It is impossible to separate individual decision-making and action from the national security apparatus of any nation. Sure, we can carefully vet individuals, subject them to background checks and psychological tests. We can interview friends and neighbors. We can examine financial records and elicit stories about what they were like in college.
We can certainly weed out the obvious problem cases. But we can't keep all the problem people out of the system.
Bradley Manning and Edward Snowden are two prime examples. Manning was driven by internal demons and was goaded on by a narcissistic foreign nutcase while Snowden claimed higher motivations all while running with his knowledge of classified documents straight to Vladimir Putin's lap.
No matter how you rate their motivations, the damage caused by the Manning and Snowden thefts were enormous. And no matter how bad you think those thefts were in terms of damage, here's a sobering thought: the worst is yet to come.
These are the complex forms filled out by those seeking national security clearances and contain information ranging from eye color to names of friends and neighbors at all locations where the application ever lived. These are deep, in-depth disclosure documents and now, not only does the OPM have these records, so do hackers.
The OPM breach let loose what is probably the most complete national government employee blackmail kit ever to fall into enemy hands. There is so much information in these documents (covering millions of federal employees), that enemy actors will likely be able to uncover an almost unlimited number of additional Snowdens and Mannings.

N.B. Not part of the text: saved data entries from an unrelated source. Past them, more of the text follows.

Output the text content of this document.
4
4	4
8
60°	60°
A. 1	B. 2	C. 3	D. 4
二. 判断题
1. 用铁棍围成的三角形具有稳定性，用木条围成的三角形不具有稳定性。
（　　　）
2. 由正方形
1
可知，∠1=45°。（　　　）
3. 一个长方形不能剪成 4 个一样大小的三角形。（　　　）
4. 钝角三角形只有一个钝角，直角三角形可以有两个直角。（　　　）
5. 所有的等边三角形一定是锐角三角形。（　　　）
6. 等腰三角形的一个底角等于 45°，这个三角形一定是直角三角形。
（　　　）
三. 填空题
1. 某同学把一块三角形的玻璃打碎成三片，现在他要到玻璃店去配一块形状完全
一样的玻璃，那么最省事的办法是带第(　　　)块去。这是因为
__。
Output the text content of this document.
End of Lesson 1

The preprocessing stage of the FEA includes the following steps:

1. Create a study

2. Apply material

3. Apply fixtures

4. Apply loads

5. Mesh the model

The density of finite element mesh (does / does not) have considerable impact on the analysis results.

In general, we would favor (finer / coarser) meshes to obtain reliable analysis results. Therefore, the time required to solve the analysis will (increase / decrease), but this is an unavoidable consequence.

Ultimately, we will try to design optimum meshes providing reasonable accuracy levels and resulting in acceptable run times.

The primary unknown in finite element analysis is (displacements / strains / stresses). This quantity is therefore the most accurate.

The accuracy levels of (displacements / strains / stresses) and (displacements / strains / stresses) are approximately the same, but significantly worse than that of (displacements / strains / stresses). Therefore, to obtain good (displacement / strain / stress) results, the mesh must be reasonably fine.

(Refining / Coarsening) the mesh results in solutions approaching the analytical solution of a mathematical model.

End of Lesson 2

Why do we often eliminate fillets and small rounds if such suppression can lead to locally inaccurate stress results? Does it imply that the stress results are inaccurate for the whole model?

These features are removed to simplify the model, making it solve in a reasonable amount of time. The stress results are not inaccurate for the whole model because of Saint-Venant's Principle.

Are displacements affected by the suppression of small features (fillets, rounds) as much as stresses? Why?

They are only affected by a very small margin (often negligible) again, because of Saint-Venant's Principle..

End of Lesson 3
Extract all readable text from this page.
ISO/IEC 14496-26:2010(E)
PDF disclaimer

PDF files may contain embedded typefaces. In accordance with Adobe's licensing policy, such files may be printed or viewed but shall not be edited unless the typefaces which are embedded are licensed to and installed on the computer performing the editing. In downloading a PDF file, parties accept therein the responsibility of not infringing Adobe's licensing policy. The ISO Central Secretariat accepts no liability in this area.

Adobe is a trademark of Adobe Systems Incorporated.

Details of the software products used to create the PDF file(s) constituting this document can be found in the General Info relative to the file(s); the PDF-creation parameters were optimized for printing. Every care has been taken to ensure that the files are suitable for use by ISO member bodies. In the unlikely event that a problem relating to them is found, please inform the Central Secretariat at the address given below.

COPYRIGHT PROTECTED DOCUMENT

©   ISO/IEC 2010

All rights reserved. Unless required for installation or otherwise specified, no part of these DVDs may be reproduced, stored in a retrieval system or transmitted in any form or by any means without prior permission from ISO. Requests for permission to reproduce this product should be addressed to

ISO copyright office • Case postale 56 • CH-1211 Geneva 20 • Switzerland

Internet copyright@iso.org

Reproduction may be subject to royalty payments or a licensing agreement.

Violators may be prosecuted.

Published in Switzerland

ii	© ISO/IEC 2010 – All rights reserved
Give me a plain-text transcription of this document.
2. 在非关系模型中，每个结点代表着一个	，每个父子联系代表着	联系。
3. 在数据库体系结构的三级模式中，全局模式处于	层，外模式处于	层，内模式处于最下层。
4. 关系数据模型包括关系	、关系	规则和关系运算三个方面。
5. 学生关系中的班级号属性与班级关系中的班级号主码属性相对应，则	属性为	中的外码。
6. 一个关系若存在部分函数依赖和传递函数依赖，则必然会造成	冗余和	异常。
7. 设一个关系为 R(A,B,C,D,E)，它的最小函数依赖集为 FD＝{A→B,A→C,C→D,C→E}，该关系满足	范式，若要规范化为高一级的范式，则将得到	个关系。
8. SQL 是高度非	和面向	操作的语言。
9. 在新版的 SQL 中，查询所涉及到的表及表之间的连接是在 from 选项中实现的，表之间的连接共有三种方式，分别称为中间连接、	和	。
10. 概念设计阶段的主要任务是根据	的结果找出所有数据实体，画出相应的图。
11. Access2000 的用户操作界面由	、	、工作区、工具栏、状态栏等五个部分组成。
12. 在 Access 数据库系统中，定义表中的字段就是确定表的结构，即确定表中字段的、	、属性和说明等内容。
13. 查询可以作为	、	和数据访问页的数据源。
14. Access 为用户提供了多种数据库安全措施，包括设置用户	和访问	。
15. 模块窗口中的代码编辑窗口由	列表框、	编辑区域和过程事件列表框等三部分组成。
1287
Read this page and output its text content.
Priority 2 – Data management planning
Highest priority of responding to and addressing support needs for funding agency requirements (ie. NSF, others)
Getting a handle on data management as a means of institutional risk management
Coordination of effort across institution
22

America's government employees are, generally, very hard working, very dedicated, loyal, and patriotic. But they are also human. There is no doubt that some have buttons that can be pushed. After all, Aldrich Ames was willing to give up CIA agents to the Soviets -- who the Soviets then "disappeared" (i.e., killed) -- for what amounted to a second paycheck.
There is no doubt that much of the culpability for this most recent federal breach lies with OPM. Reports are that the agency didn't come close to utilizing best practices, a problem I've been flagging in American government agencies for nearly a decade now.
But now the problem goes far, far beyond OPM. Finger-pointing and even sanctions (yes, apparently the U.S. is considering sanctions against the Chinese -- a wholely limp and inconsequential response to such a devastating security breach) will not undo the damage that has been done.
While the U.S. has certainly been vulnerable before, it has never been as vulnerable from within, from its own trusted national security personnel. as it is now.
If this were Game of Thrones, it would be time to say "Winter is coming."